The difficult part is receiving and tasting from the cup when it is handed to us.
“…and the master of the banquet tasted the water that had been turned into wine. He did not realize where it had come from, though the servants who had drawn the water knew.”
Reflect upon a time when you received and tasted the goodness of the unknown.
Discuss a thought, opinion or viewpoint you used to have that has opened and expanded in belief.
Imagine a wild story about what happens in the cocoon of a caterpillar.
Phil 3:10-11 I want to know Christ—yes, to know the power of his resurrection and participation in his sufferings, becoming like him in his death, and so, somehow, attaining to the resurrection from the dead.
I’m not sure HOW this transformation thing works but I do know that the Apostle Paul is adamant that he was still striving toward that goal…and if he, the most righteous of the righteous found that it was a life-long journey, then I can trust that the same is for me, and you and all of us.
Sometimes, a verse is sited and I can’t believe it’s written in God’s Word.
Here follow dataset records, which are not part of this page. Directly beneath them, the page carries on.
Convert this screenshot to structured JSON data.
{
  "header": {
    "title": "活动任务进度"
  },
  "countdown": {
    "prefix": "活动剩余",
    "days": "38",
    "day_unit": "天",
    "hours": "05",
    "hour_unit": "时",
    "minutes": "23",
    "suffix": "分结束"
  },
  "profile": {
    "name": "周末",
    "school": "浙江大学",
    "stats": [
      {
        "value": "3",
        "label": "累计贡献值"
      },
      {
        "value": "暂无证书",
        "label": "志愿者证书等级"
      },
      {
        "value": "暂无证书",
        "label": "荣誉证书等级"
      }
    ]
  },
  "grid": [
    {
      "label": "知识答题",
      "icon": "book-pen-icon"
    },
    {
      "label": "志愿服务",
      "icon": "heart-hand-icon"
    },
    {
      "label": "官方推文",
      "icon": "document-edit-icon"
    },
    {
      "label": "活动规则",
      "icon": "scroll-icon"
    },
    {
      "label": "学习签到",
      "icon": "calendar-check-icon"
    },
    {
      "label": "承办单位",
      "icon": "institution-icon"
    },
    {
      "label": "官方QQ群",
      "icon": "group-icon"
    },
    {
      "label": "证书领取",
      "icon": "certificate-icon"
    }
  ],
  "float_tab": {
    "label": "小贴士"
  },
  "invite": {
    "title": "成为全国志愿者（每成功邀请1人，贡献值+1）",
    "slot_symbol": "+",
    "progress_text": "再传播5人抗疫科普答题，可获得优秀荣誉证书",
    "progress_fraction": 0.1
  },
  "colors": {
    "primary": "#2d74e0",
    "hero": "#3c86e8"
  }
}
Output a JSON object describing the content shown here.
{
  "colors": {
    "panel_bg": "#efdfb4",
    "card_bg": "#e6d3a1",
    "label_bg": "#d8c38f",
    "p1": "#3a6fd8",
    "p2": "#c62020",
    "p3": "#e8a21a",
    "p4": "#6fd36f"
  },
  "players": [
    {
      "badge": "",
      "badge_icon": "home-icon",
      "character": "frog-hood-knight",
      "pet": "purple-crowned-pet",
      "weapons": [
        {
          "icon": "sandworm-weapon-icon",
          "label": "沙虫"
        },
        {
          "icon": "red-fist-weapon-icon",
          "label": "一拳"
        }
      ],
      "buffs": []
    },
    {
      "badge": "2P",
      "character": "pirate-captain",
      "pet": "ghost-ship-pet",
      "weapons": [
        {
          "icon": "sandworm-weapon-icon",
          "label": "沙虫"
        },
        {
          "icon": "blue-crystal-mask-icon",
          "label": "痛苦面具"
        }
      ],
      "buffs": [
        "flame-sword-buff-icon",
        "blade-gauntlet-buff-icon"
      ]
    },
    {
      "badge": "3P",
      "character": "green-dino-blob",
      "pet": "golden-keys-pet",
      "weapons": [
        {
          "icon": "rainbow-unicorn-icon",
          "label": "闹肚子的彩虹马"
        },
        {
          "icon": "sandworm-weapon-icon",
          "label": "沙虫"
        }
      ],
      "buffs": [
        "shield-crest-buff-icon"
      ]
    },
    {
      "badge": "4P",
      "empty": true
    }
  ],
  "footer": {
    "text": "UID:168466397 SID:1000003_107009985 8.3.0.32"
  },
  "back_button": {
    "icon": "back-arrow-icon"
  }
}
By taking it out and highlighting it, the beauty of it rises… this is exactly how I feel about Phil 3:10-11. Just wonderful! The mystery of pursuing the resurrection and the mystery of transforming… may we all continue to press forward knowing this is what brings LIFE!
I love this story of Jesus making the party better-more fun, pleasant, joyful-whatever adjective you want to use. I particularly like that this wine was the best wine! I believe how the ordinary watery life of humans becomes the best rich, full wine or our lives when we “see” Jesus and ask for His help with the ordinary in our lives.